My Father, My Hero



by

Obododimma Oha

Heroes are known to do marvellous things. But heroes are not only those who hold the skies and prevent them from collapsing on us and killing everybody. Heroes are not only those who lift heavy stones and place them somewhere miraculously to create an "Olumo Rock." Heroes are not only people who do such things.Heroes are also people who sleep next to us and who do marvellous and admirable things in their own ways.

You have missed something great if you have not been close to your father, learning from him and asking him some stupid questions. And you have missed it if you think you can find heroes only in the films out there instead of seeing that hero in your father who, in his own way, has wrestled with the angel until dawn.

I hear that these days some spineless men could be made "Ezinna" (Wonderful or good father), a kind of new chieftaincy and warrant type administered by the church. What "wonderful" or "good" things have they done for humanity or for their communities? Anyway, I am writing about a real good father, one not made in church. I am writing about my hero who slept close to me and who now sleeps close to his chi.
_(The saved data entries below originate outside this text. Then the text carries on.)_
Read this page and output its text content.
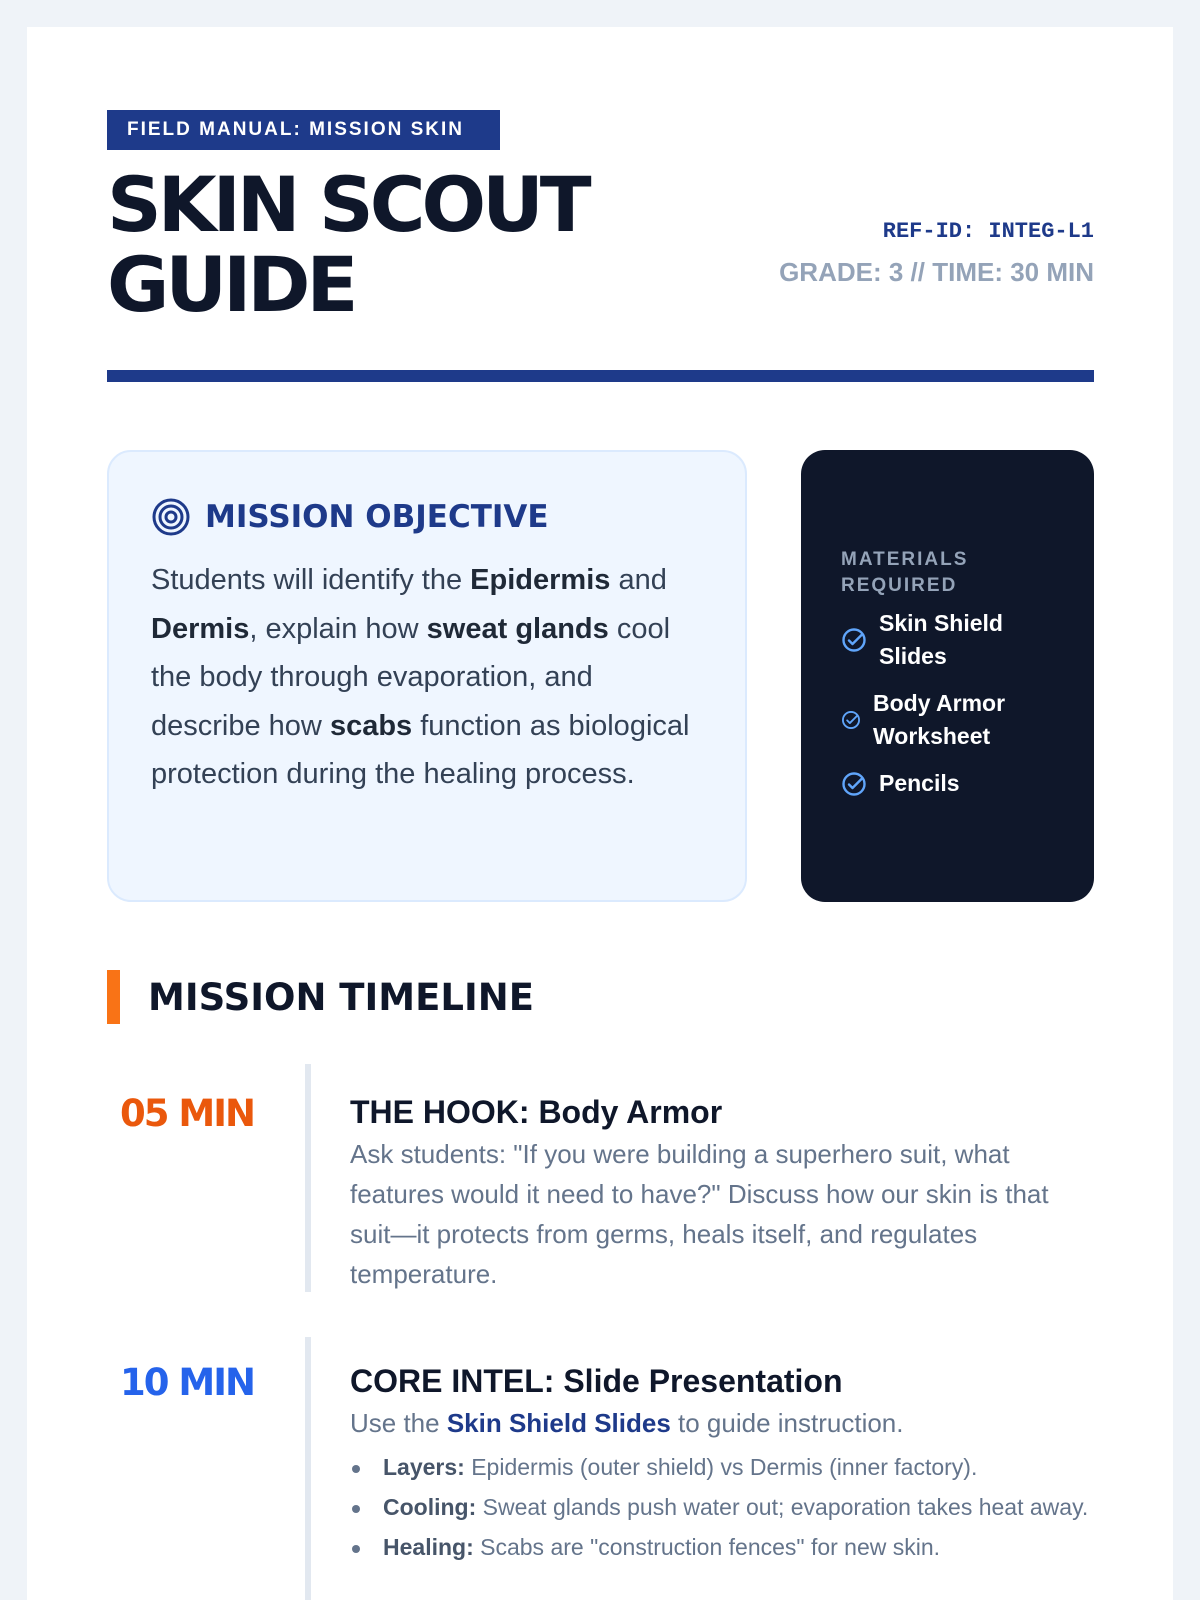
FIELD MANUAL: MISSION SKIN
SKIN SCOUT
GUIDE
REF-ID: INTEG-L1
GRADE: 3 // TIME: 30 MIN
MISSION OBJECTIVE

Students will identify the Epidermis and Dermis, explain how sweat glands cool the body through evaporation, and describe how scabs function as biological protection during the healing process.

MATERIALS REQUIRED
Skin Shield Slides
Body Armor Worksheet
Pencils
MISSION TIMELINE
05 MIN	THE HOOK: Body Armor

Ask students: "If you were building a superhero suit, what features would it need to have?" Discuss how our skin is that suit—it protects from germs, heals itself, and regulates temperature.

10 MIN	CORE INTEL: Slide Presentation

Use the Skin Shield Slides to guide instruction.

Layers: Epidermis (outer shield) vs Dermis (inner factory).
Cooling: Sweat glands push water out; evaporation takes heat away.
Healing: Scabs are "construction fences" for new skin.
That hero had a special software of a  mind. Yes, he had a special type that his chi must have made when creation was an experiment just starting. He inspired me in a number of ways. I wish I had that kind of unique mind.

Father, my hero,  had a mind and knew ways. He thought and he thought deeply and creatively. If he had seen the four walls of a school, perhaps he would have been a star. Yet he was amazing and knew things. He was very clever and was not a person to be taken for granted. When he was present, sit up and listen.

It looked like father's mind got energized by work. He liked work and enjoyed his work. He found pleasure in his work. He would be repairing our fences and would be humming a war song. Yes, indeed, he declared total war on whatever stood in his way. He worked and worked. He wanted all his children to have that orientation and to work as if all their lives depended on work. I think that if he stopped working, something in him would stop working, as they say.

It would not be too stupid to ask why such a person who liked work came first to the world as a parent to bring one in later. He must  have come just to get certain things ready for us his children and for other people. For his life was service. His life was for others. This was a man who would be having a late breakfast because of community headaches and a person would call in and complain that one Mr. Okeke or Okafo was looking for trouble. And this father of all would get angry, drop his morsel of food and head out again to extinguish the fire! We did not like it one bit then, but now I understand and he remains my hero.

I hope my mother knows this: the greatest love she had for my father was when she chose to train his children to have him as their hero and to follow his footprints. It was not in the bedroom. It was not in food, as some women fallaciously say. It was not in small talk, falsehood, or saying what one does not mean. It was in training father's childrren to make him proud and happy.

One is lucky if one is able to learn fatherhood directly from a real father. From whom can one easily learn to be clear or cloudy? From whom can one learn the art of pretence and the art of forthrightness? Are parents, as our first professors, not in a good position to teach us falsehood and how to perform it? But one was lucky, very. One's parents hated falsehood and taught one to avoid it.

Father was realistic. He did not pretend. If he had no money, he would not pretend that he was rich, even for rhetorical and optimistic reasons. This does not mean that he had no cleverness and did not teach his children when to play clever and when not to. He simply saw earthly life as earthly life.

Father was particularly a "warrior," but a lone type. He fought alone and won. An "old soja," people would say in my country. Being a "soja" and "fighting" wars meant that he was committed and never gave up. Perhaps his favourites were difficult and trying tasks. These probably gave him the opportunity that he was looking for, to prove that he was equal to the task, even superior. A good "soja" who would rather die at his post than give up and this "soja" always won his battles.

My hero was "nwoke mgbe gboo," great man of the olden times, who survived several accidents that took many! One legged man who accomplished what others with complete legs could not.

Nwoke mbe gboo, great man of olden times, who never went to any school, but taught himself how to read and write! Nwoke mgbe gboo who knew ways.

Nwoke mgbe gboo, great man of olden times, who proved that a single tree could make a forest!

One very stupid question I failed to ask nwoke mgbe gboo and which I now ask: Why was he always washing his hands, even without some water or anything? He was always washing his hands and some of his children have copied this habit! Why? Maybe there nwoke mgbe gboo left a stamp: "Do this in memory of me!" Could that be so?